And, Erik Jensen is Dead Right

Not an especially timely post, but may I start a grim year on a complimentary note and offer quick and heartfelt kudos to Erik Jensen for his recently published piece in The Green Bag, titled A Comment on Justice Thomas’s Commas. It’s a pleasant and reassuring sanity check to see that someone else is noticing the same thing you are and is similarly distracted by it. He aptly describes Thomas’s “punctuation problem” as follows:

Justice Thomas begins a lot of sentences with “And” or “But.”…[B]eginning sentences with “and” or “but” isn’t a problem. What is problematic about Justice Thomas’s usage, however, is that he routinely puts a comma after the introductory conjunction.

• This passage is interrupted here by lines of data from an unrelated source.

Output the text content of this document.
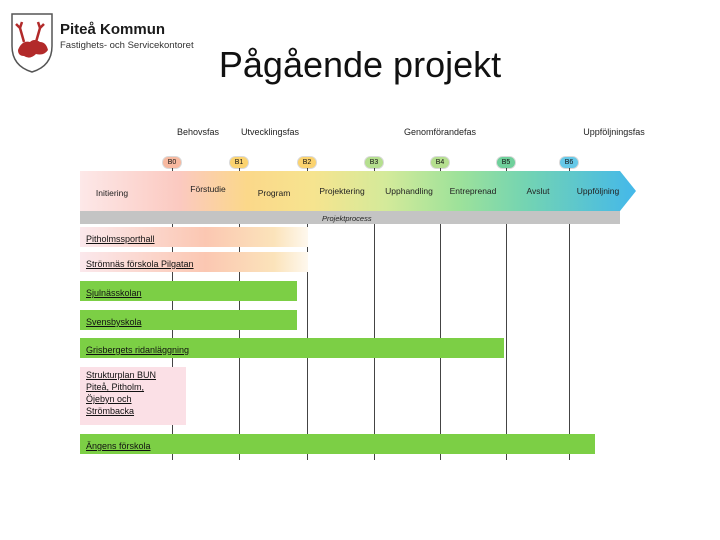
Piteå Kommun
Fastighets- och Servicekontoret Pågående projekt
Behovsfas Utvecklingsfas	Genomförandefas	Uppföljningsfas
B0	B1	B2	B3	B4	B5	B6
Initiering	Förstudie	Program	Projektering Upphandling Entreprenad	Avslut	Uppföljning
Projektprocess
Pitholmssporthall
Strömnäs förskola Pilgatan
Sjulnässkolan
Svensbyskola
Grisbergets ridanläggning
Strukturplan BUN
Piteå, Pitholm,
Öjebyn och
Strömbacka
Ängens förskola
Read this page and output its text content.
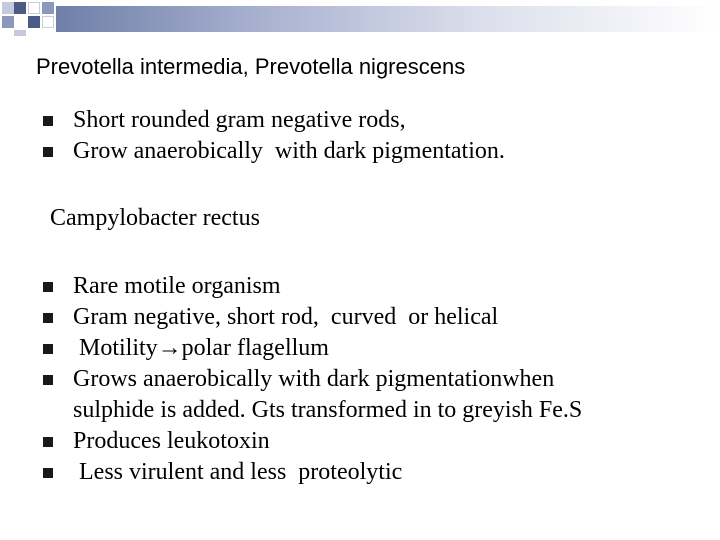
Prevotella intermedia, Prevotella nigrescens
Short rounded gram negative rods,
Grow anaerobically  with dark pigmentation.
Campylobacter rectus
Rare motile organism
Gram negative, short rod,  curved  or helical
Motility→polar flagellum
Grows anaerobically with dark pigmentationwhen
sulphide is added. Gts transformed in to greyish Fe.S
Produces leukotoxin
Less virulent and less  proteolytic
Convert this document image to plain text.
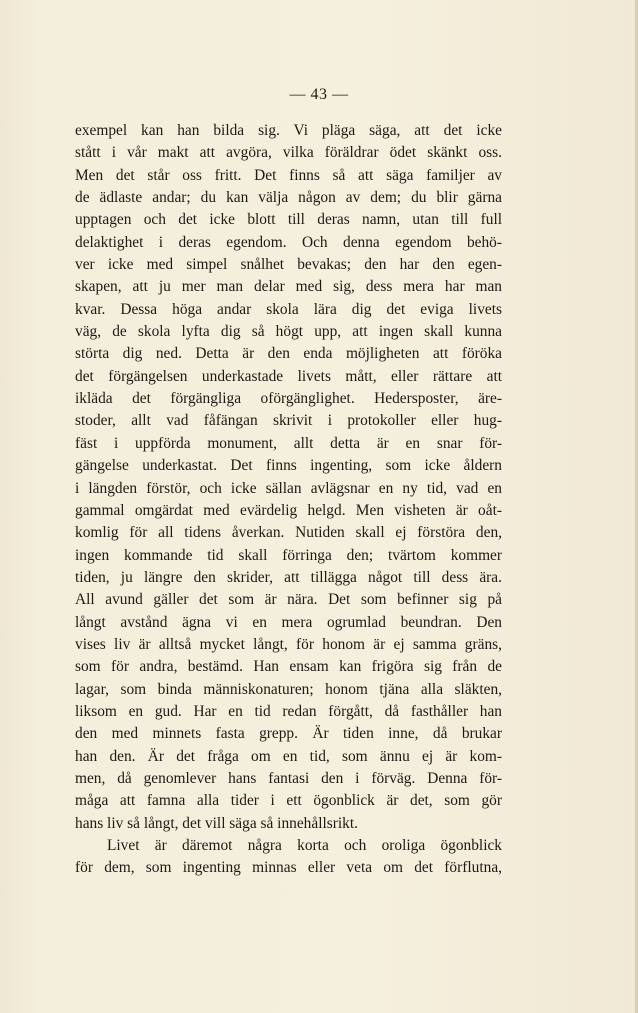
— 43 —
exempel kan han bilda sig. Vi pläga säga, att det icke
stått i vår makt att avgöra, vilka föräldrar ödet skänkt oss.
Men det står oss fritt. Det finns så att säga familjer av
de ädlaste andar; du kan välja någon av dem; du blir gärna
upptagen och det icke blott till deras namn, utan till full
delaktighet i deras egendom. Och denna egendom behö-
ver icke med simpel snålhet bevakas; den har den egen-
skapen, att ju mer man delar med sig, dess mera har man
kvar. Dessa höga andar skola lära dig det eviga livets
väg, de skola lyfta dig så högt upp, att ingen skall kunna
störta dig ned. Detta är den enda möjligheten att föröka
det förgängelsen underkastade livets mått, eller rättare att
ikläda det förgängliga oförgänglighet. Hedersposter, äre-
stoder, allt vad fåfängan skrivit i protokoller eller hug-
fäst i uppförda monument, allt detta är en snar för-
gängelse underkastat. Det finns ingenting, som icke åldern
i längden förstör, och icke sällan avlägsnar en ny tid, vad en
gammal omgärdat med evärdelig helgd. Men visheten är oåt-
komlig för all tidens åverkan. Nutiden skall ej förstöra den,
ingen kommande tid skall förringa den; tvärtom kommer
tiden, ju längre den skrider, att tillägga något till dess ära.
All avund gäller det som är nära. Det som befinner sig på
långt avstånd ägna vi en mera ogrumlad beundran. Den
vises liv är alltså mycket långt, för honom är ej samma gräns,
som för andra, bestämd. Han ensam kan frigöra sig från de
lagar, som binda människonaturen; honom tjäna alla släkten,
liksom en gud. Har en tid redan förgått, då fasthåller han
den med minnets fasta grepp. Är tiden inne, då brukar
han den. Är det fråga om en tid, som ännu ej är kom-
men, då genomlever hans fantasi den i förväg. Denna för-
måga att famna alla tider i ett ögonblick är det, som gör
hans liv så långt, det vill säga så innehållsrikt.
Livet är däremot några korta och oroliga ögonblick
för dem, som ingenting minnas eller veta om det förflutna,
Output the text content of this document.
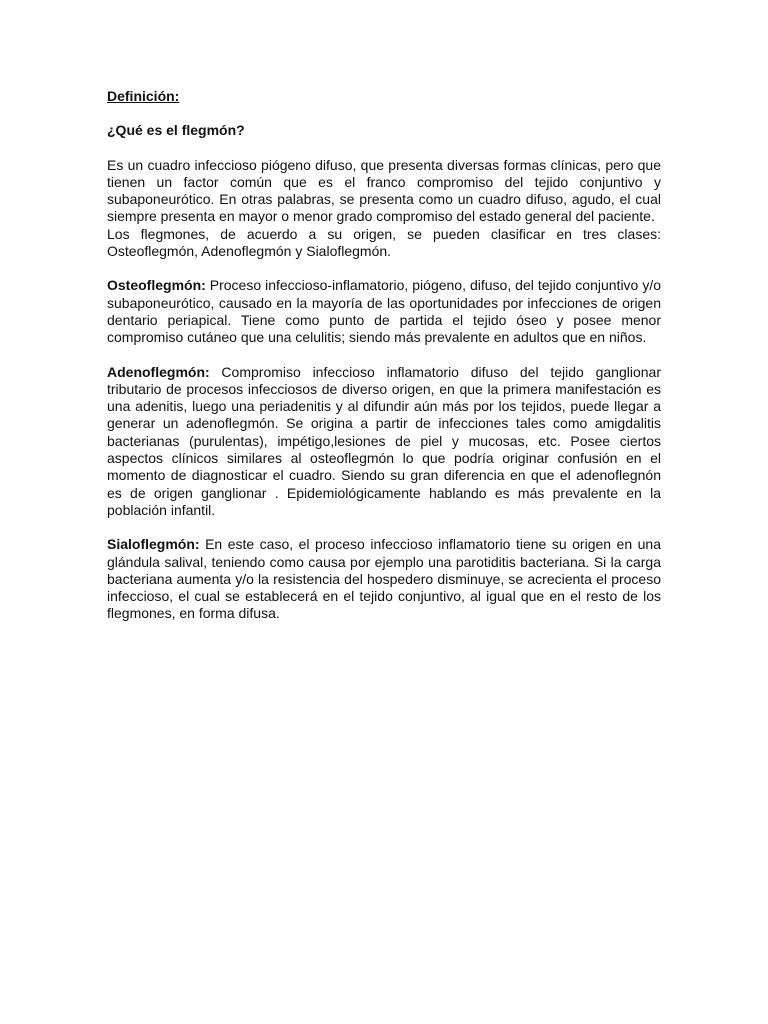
Definición:
¿Qué es el flegmón?

Es un cuadro infeccioso piógeno difuso, que presenta diversas formas clínicas, pero que tienen un factor común que es el franco compromiso del tejido conjuntivo y subaponeurótico. En otras palabras, se presenta como un cuadro difuso, agudo, el cual siempre presenta en mayor o menor grado compromiso del estado general del paciente.

Los flegmones, de acuerdo a su origen, se pueden clasificar en tres clases: Osteoflegmón, Adenoflegmón y Sialoflegmón.

Osteoflegmón: Proceso infeccioso-inflamatorio, piógeno, difuso, del tejido conjuntivo y/o subaponeurótico, causado en la mayoría de las oportunidades por infecciones de origen dentario periapical. Tiene como punto de partida el tejido óseo y posee menor compromiso cutáneo que una celulitis; siendo más prevalente en adultos que en niños.

Adenoflegmón: Compromiso infeccioso inflamatorio difuso del tejido ganglionar tributario de procesos infecciosos de diverso origen, en que la primera manifestación es una adenitis, luego una periadenitis y al difundir aún más por los tejidos, puede llegar a generar un adenoflegmón. Se origina a partir de infecciones tales como amigdalitis bacterianas (purulentas), impétigo,lesiones de piel y mucosas, etc. Posee ciertos aspectos clínicos similares al osteoflegmón lo que podría originar confusión en el momento de diagnosticar el cuadro. Siendo su gran diferencia en que el adenoflegnón es de origen ganglionar . Epidemiológicamente hablando es más prevalente en la población infantil.

Sialoflegmón: En este caso, el proceso infeccioso inflamatorio tiene su origen en una glándula salival, teniendo como causa por ejemplo una parotiditis bacteriana. Si la carga bacteriana aumenta y/o la resistencia del hospedero disminuye, se acrecienta el proceso infeccioso, el cual se establecerá en el tejido conjuntivo, al igual que en el resto de los flegmones, en forma difusa.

When Jensen writes “routinely,” he ain’t kidding. Thomas does this a lot. As Jensen writes, putting a comma after an introductory conjunction can be justified in particular circumstances–namely, “if a parenthetical phrase (even if no parentheses are used) follows the introductory conjunction.” He adds, “And, by the way, a comma after ‘and’ works here–as long as a comma also follows the parenthetical.” What Thomas is doing on a regular basis is not that. It’s, just odd.

Jensen cites chapter and verse about the practice as a grammatical matter. I believe he is quite right that Thomas is quite wrong. Just as important, it is ugly and unnecessary, both visually and as a record of how the same words might be spoken, even to oneself. As Jensen notes, quoting Morton Freeman’s book The Grammatical Lawyer, the very point of using “But” and “And” to open a sentence is to provide emphasis and immediacy and omit “cumbrous formal connectives.” Adding a comma slows the proceedings for no reason. “And the evening and the morning were the first day,” to take an example given by Freeman, is an unimprovable sentence; “And, the evening and the morning were the first day” is merely an unforgivable one.

And as a set of instructions for reading aloud, it directs the speaker to insert a pause that is both unnatural and destructive of the admirable effect of the blunt opening. The Thomasian comma after “But” or “And” is the equivalent of tossing a cup of Proust into the middle of a spoonful of Hemingway, or following a bracing trumpet fanfare with a six-minute rest at the opening of a marching song. It is, as the old ad slogan goes, the pause that perplexes.

It’s a nice piece, entirely correct, and a perfectly sized issue for a justice in search of a manageable New Year’s resolution. From Jensen’s mouth, one may hope, to God’s law clerks’ ears.